SCRWKV: Ultra-Compact Structure-Calibrated Vision-RWKV for Topological Crack Segmentation
Abstract
Achieving pixel-level accurate segmentation of structural cracks across diverse scenarios remains a formidable challenge. Existing methods face significant bottlenecks in balancing crack topology modeling with computational efficiency, often failing to reconcile high segmentation quality with low resource demands. To address these limitations, we propose the Ultra-Compact Structure-Calibrated Vision RWKV (SCRWKV), a network that achieves high-precision modeling via a novel Structure Field Encoder (SFE) backbone while maintaining linear complexity.

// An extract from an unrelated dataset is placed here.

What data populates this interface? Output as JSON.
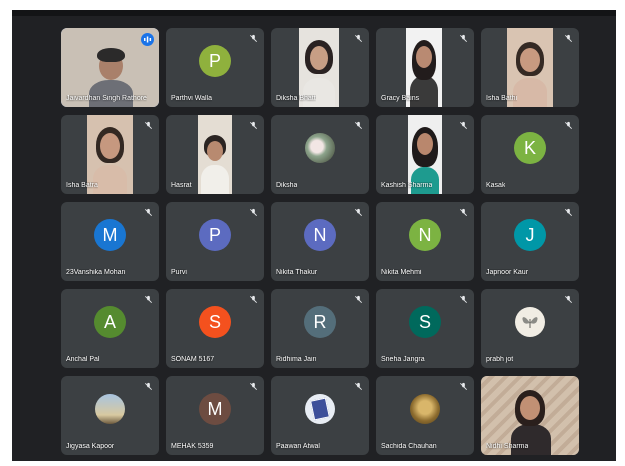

The SFE integrates the Adaptive Multi-scale Cascaded Modulator (AMCM) to enhance texture representation and utilizes the Structure Insight Calibration Unit (SCIU) as its core engine. Specifically, the SCIU employs the Geometry-guided Bidirectional Structure Transform (GBST) to capture topological correlations and integrates the Dynamic Self-Calibrating Decay (DSCD) into Dy-WKV to suppress noise propagation. Furthermore, we introduce a lightweight Cross-Scale Harmonic Fusion (CSHF) decoder to achieve precise feature aggregation. Systematic evaluations on multiple benchmarks characterized by complex textures and severe interference demonstrate that SCRWKV, with only 1.22M parameters, significantly outperforms SOTA methods. Achieving an F1 score of 0.8428 and mIoU of 0.8512, the model confirms its robust potential for efficient real-world deployment.